Entertainment

Cult Movie: Explosive Sergio Leone 'second tier' favourite A Fistful of Dynamite

Rod Steiger and James Coburn in a Fistful of Dynamite
Rod Steiger and James Coburn in a Fistful of Dynamite

A Fistful Of Dynamite

IF WE'RE talking about the greatest films of Sergio Leone, it's hard to get past The Good, The Bad And The Ugly, A Fistful Of Dollars and the dynamic duo of Once Upon A Time In The West and Once Upon A Time In America.

That work was revolutionary and it rightly lifted the Italian director to the very top table of cinematic auteurs. Even the greatest can't strike gold every time though and Leone's CV is also peppered with films that made considerably less impact but remain well worth seeking out. One of the finest examples of the great man's second tier work is A Fistful Of Dynamite.

Freshly released by Eureka on DVD and Bluray this 1971 madhouse of a movie is a wild and wooly tale of the mayhem unleashed in 1913 Mexico when a bandit called Juan (Rod Steiger) and his family team up with an IRA bomb expert Sean (James Coburn) to rob a bank full of gold in a nearby town. Once they get there they swiftly realise that the town is in the midst of a full blown revolution and, before they know it, both men are dragged into the fighting and become the most unlikely of revolutionary heroes.

Few would argue Dynamite is anywhere near Leone at his dynamic best. As the film's alternative title Duck, You Sucker suggests, this is a much lighter and more flippant take on the Western rebel story – but there's still lots to savour here.

There's the mighty double act of Steiger and Coburn to enjoy for a start and, as always with Leone films, it's absolutely beautiful to look at, with exteriors shot in Andalucía and even Dublin. It's also more politically aware than most of the director's work and there's the usual eye for the wildly violent set piece that still impresses.

It does feel like a film the studios did their best to sabotage though. By all accounts Leone wasn't going to direct, with those duties originally handed over to Peter Bogdanovich. However, when the latter claimed that the powers that be were trying to wrestle too much control away from him, he bailed out, leaving Leone with little option other than to get behind the camera.

Universal's demands for big names on the cast list saw the great Eli Wallach dropped from the role of bandit Juan and Steiger drafted in – and rumour has it Coburn only got the part of the IRA bomber when both one-time Bond George Lazenby and Leone favourite Clint Eastwood both turned it down.

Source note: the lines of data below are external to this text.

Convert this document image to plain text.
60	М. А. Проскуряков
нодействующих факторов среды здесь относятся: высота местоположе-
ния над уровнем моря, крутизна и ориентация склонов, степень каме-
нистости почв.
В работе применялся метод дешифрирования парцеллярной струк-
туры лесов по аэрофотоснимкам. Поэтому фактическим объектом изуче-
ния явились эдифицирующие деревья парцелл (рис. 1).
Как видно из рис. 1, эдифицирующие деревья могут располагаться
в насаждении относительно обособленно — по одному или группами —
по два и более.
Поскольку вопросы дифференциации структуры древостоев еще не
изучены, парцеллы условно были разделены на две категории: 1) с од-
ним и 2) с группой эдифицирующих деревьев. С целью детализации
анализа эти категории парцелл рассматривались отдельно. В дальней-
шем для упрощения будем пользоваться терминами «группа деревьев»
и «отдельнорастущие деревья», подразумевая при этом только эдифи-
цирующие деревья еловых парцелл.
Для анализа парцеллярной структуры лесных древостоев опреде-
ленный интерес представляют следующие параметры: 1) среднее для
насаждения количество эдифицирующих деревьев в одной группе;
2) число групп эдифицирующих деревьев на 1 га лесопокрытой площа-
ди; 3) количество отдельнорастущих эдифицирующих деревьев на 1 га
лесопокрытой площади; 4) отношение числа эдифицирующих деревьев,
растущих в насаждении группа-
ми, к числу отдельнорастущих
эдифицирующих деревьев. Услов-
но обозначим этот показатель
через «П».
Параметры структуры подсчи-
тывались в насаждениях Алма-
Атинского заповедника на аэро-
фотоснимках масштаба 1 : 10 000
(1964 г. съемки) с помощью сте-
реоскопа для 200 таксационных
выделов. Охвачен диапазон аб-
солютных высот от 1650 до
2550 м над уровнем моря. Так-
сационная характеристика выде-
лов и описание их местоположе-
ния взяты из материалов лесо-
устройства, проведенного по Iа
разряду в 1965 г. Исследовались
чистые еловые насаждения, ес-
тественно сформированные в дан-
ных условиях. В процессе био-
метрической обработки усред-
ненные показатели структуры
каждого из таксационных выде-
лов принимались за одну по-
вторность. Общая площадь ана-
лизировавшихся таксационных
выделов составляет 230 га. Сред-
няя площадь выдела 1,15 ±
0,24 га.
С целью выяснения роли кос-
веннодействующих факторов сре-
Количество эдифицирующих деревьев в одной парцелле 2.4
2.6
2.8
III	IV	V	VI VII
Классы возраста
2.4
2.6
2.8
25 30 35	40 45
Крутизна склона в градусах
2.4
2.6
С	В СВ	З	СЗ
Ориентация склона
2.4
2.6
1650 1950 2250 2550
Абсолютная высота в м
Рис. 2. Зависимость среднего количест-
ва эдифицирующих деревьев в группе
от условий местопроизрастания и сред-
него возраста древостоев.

Whatever the issues behind the camera, what Leone captured on it remains hugely entertaining. It's perhaps overly long at a huge 157 minutes in the director's preferred cut (although several shorter versions did emerge in different markets) and the mood does lurch from fairly comic at the start to almost melancholic as time passes, but it remains a big bold and brazenly political statement.

A Fistful Of Dynamite may not be Leone's greatest film but it's certainly one of his most explosive.